In crafting the legislation, “the intention was to have the Havasupai, Yavapai, Apache, Hopi, Navajo, Zuni, and the list goes on and on, participate in a very direct way about what they saw,” says Grijalva. Conservation and preservation of Native American cultural resources and protection of sacred sites and religious practices are among the primary reasons for asking for the designation, he says.

Sens. McCain, R-Ariz., and Flake, R-Ariz. oppose the plan. A spokeswoman for McCain says, “Like all Arizonans, Senator McCain believes that the Grand Canyon is a vitally important region, and has deep respect for Native American tribes’ unique connection to the land there. Senator McCain also shares the concerns of ranchers, hunters and local leaders in Arizona that the proposal to designate a Grand Canyon Heritage Monument would place restrictions on 1.7 million acres of land—an area larger than the State of Delaware – that supports hunting, cattle grazing, recreation, mining, and other multiple-use activities. The monument would be located miles away from the walls of the Grand Canyon, which are rightfully protected as a National Park.”

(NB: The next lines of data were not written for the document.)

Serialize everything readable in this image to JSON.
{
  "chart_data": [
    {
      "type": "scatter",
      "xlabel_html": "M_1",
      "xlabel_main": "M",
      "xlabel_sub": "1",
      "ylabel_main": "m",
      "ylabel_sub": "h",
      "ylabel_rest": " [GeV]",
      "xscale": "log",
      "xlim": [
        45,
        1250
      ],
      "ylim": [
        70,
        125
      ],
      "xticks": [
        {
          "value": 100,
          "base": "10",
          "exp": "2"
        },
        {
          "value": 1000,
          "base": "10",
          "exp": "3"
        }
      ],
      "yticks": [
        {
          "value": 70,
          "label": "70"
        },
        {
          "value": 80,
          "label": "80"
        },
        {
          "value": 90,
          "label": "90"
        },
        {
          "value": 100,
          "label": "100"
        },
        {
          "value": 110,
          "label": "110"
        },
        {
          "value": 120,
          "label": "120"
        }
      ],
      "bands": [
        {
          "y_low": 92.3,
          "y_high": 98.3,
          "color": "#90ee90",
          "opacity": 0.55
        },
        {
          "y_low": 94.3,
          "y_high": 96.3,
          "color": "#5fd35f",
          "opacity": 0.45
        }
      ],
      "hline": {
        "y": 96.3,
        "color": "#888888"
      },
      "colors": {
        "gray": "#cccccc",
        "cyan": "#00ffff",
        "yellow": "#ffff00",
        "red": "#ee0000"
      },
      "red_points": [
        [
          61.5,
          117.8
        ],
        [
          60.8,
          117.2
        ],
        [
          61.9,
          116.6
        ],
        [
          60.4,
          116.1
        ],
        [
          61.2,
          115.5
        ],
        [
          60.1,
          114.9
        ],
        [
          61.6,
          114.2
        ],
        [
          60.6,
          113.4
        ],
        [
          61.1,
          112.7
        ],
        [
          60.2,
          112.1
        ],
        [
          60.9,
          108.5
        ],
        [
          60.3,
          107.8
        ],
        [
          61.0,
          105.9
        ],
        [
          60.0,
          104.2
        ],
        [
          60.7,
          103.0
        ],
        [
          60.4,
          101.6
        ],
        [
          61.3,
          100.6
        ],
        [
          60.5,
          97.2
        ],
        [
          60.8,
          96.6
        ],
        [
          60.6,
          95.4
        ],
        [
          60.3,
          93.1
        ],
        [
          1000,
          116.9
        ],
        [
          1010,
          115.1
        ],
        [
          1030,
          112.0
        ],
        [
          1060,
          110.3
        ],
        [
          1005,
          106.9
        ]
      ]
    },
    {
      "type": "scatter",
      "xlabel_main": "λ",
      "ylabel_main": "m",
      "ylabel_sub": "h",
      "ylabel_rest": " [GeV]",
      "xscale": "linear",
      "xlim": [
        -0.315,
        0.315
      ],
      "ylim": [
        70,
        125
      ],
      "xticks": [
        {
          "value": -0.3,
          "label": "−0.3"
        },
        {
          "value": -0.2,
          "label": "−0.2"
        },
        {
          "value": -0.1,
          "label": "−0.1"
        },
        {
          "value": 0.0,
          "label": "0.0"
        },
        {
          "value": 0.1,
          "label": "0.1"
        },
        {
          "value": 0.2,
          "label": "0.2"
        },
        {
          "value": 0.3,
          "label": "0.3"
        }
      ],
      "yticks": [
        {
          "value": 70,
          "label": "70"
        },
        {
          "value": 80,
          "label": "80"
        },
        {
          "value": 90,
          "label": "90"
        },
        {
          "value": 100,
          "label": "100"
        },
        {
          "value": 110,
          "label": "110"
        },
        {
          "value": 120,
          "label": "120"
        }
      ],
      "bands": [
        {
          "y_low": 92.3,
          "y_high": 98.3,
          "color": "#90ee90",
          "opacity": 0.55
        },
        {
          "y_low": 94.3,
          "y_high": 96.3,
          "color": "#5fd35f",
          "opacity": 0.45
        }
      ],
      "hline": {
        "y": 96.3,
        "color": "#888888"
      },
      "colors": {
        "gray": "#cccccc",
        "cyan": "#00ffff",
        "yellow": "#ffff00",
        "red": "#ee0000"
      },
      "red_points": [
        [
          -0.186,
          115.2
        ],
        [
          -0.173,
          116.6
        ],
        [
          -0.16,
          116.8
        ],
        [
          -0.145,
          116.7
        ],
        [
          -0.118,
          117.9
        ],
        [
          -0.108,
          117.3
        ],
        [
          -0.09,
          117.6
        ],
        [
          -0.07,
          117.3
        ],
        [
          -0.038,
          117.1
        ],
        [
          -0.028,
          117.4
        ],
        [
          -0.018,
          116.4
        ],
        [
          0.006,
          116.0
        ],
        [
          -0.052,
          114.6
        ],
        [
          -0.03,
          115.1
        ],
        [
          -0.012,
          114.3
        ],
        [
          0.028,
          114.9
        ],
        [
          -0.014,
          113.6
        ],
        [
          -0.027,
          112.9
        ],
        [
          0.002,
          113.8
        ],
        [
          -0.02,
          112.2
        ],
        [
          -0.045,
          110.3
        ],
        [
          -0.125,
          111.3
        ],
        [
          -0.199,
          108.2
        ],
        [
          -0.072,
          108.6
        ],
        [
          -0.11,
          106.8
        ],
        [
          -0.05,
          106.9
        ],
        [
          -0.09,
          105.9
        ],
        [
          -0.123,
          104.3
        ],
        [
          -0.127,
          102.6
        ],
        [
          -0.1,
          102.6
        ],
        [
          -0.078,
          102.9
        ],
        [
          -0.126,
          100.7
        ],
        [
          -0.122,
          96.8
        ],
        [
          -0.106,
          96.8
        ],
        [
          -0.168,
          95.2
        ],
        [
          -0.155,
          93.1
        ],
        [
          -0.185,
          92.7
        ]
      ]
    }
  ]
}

According to Flake’s office, he and McCain sent a letter earlier this month asking President Obama to “refrain from designating any additional national monuments in Arizona without first engaging in full and meaningful consultation with affected stakeholders, including local governments and state agencies.” The senators noted that the proposed monument includes 64,000 acres of state land.

Rep. Ann Kirkpatrick is co-sponsoring Grijalva’s bill: “I’m backing this legislation because it will protect the greater Grand Canyon region from existing and future threats. I’ve always stood with Arizona’s Native American tribes in opposing uranium mining at the Grand Canyon.” Sen. Mark Udall, D-Colo., and Rep. Ruben Gallego, D-Ariz., are also supporters.

A survey of registered Arizona voters earlier this year found 80 percent of those polled backed the establishment of the monument. Support crossed party lines, with 65 percent of registered Republicans, 84 percent of independents and 95 percent of Democrats in favor. More than 60 percent said they would be more likely to vote for a Congressional candidate who backed the designation.

A national poll conducted in early September found that 82 percent of respondents strongly support or somewhat support the designation; 14 percent strongly oppose or somewhat oppose it.

According to Grijalva, several online petitions in favor of the designation, one sponsored by the Sierra Club, have garnered more than 650,000 signatures so far.

A 2015 economic impact study estimated the designation would bring economic benefits of $51 million annually to the region, including visitor spending, grazing fees, forest products, minerals, payments to states and counties under Payment in Lieu of Taxes program and the Secure Rural Schools and Community Self-Determination Act, and program expenditures, including salaries.

The Havasupai, Hualapai, Hopi and Navajo tribes have passed resolutions backing the proposal, as have the Colorado River Indian Tribes and the Inter Tribal Association of Arizona. On October 14, the National Congress of American Indians approved a resolution of support.

Hopi Tribal Chairman Herman G. Honanie says he fears that when the 20-moratorium on uranium mining ends, “it’s going to be a race to begin development of operations for uranium,” with consequences that could include contamination of water supplies and impacts on cultural and religious resources. In a letter to President Obama last April, Honanie wrote, “During the 2015 Native Nations Conference you made a commitment to ‘review tribal proposals to permanently protect sacred lands for future generations.’ On behalf of all Hopisinom I humbly request that you honor this commitment and strongly consider asserting your authority under the Antiquities Act and make the Greater Grand Canyon Heritage National Monument a reality.”

Clearly it is a hope shared by the other tribes for whom the Grand Canyon is of such tremendous cultural and religious significance.